Replace the roof first, unless your existing roof has more than 10 to 15 years of useful life remaining. Solar panels are typically warranted 25 years and physically last 30-35 years. If your roof is 15 or more years old at install, it will need replacement before the solar system is retired, which means paying a panel removal and reinstallation fee of roughly $3,000-$5,000 plus reroofing underneath. Worse, some roofing contractors will decline to work under live solar arrays due to liability, limiting your choices. Coordinating the replacement as a single project saves money, preserves your roof warranty (many manufacturers void warranties if panels are attached to a roof they did not cover), and lets your installer use the cleanest possible attachment hardware (flashed mounts, not hack-jobs on deteriorated shingles). RoofVista can match you with contractors experienced with solar-ready roof prep.
How big a battery do I need under NEM 3.0?
Battery sizing depends on three factors: daily solar generation (which depends on system size and utility territory), nighttime and evening household load (higher in summer AC months), and your time-of-use rate schedule. Rough rule of thumb for 2026: size battery kWh to approximately 70-85 percent of your average daily self-consumption opportunity. For a 7 kW system generating roughly 10,000 kWh per year against a 900 kWh-per-month household load, a single 13.5 kWh battery (Tesla Powerwall class) self-consumes about 68 percent of generation. Two batteries push that to 85 percent with diminishing returns. Going beyond two batteries rarely pays back under 2026 rates unless you have specific needs like backup power during PSPS outages or an EV charging off-peak. The ROI calculator on this page lets you test scenarios.

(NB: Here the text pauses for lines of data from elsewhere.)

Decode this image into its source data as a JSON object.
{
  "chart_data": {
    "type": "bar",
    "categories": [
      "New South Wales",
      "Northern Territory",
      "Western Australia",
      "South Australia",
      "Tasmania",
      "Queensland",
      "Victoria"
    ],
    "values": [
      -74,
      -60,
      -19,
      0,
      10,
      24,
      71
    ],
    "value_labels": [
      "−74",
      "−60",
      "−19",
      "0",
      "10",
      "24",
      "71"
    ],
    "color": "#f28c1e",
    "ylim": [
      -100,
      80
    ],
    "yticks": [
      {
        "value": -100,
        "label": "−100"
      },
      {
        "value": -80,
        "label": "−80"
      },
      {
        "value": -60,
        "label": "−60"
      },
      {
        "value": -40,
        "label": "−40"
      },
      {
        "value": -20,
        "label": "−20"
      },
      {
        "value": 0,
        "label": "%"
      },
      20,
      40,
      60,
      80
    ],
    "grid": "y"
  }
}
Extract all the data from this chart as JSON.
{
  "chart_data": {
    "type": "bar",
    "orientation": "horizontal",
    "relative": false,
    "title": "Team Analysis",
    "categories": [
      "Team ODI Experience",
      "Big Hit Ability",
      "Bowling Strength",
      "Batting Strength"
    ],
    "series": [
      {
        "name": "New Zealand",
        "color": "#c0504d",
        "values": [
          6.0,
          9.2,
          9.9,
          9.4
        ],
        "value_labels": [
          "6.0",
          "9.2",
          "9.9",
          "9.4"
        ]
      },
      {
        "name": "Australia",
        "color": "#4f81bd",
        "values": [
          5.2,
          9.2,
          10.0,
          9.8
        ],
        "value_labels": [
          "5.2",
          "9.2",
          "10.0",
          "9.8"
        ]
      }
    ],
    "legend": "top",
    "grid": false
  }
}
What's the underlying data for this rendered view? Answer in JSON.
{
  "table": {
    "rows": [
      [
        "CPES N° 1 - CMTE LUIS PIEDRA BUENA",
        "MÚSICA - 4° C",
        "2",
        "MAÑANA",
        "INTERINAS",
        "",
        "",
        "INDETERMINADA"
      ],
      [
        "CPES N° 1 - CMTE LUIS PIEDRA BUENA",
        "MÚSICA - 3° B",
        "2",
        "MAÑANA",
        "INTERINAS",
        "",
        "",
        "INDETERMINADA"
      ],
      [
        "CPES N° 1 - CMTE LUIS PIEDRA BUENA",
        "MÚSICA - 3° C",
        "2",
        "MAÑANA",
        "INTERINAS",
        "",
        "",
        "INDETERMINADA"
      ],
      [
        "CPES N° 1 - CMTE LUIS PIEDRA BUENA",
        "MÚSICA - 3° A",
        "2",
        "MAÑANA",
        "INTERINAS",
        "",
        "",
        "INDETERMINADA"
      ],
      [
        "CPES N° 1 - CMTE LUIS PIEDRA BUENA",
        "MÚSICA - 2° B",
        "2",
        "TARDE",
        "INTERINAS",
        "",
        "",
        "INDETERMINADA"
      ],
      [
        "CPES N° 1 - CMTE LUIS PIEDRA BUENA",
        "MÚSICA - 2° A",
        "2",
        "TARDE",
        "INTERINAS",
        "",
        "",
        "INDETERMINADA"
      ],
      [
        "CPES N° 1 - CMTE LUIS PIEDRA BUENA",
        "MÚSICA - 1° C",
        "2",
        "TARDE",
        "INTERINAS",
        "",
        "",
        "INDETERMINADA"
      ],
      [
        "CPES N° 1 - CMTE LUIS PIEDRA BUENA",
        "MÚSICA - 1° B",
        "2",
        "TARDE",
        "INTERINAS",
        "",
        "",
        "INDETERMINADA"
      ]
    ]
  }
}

Do PG&E, SCE, and SDG&E handle NEM 3.0 differently?
The core export-credit formula is uniform across all three IOUs, but retail rates, time-of-use windows, and interconnection paperwork differ. SDG&E has the highest retail rates (~$0.51/kWh average in 2026), which makes self-consumption through a battery most valuable there and payback shortest. PG&E falls in the middle (~$0.44) but has the widest time-of-use spread, making battery arbitrage between peak and off-peak windows particularly effective. SCE has the lowest retail (~$0.38) but benefits from consistently sunny Southern California irradiance (roughly 1,650 kWh per kW DC annually versus 1,500 in PG&E territory), so generation volume partially offsets the lower rate. Interconnection timelines are generally fastest at SCE (30-45 days), moderate at SDG&E (45-75 days), and slowest at PG&E (60-120 days). Factor all three when planning project timing.
Can I stack solar with AB 888 or Title 24 cool-roof rebates?
Not directly for the solar array itself, but yes for the underlying roof replacement that precedes or accompanies the solar install. AB 888 Safe Homes Act grants (up to $40,000 for qualifying FHSZ properties) fund fire-hardened Class A roof scope including ember-resistant vents and gutter guards, which are physically compatible with solar-ready roof preparation. If you are in an FHSZ and replacing your roof ahead of solar, running the AB 888 application in parallel is efficient. Title 24 cool-roof rebates from PG&E, SCE, and SDG&E apply to the cool-rated roof surface if it meets prescriptive SRI minimums; cool-rated shingles and cool-coated metal stack cleanly with solar panel mounts. The 30 percent federal Investment Tax Credit applies to the solar + battery package but not to the roof replacement itself, though solar-specific roof work (localized reinforcement, solar mount integration) may be bundled into the ITC basis per IRS guidance.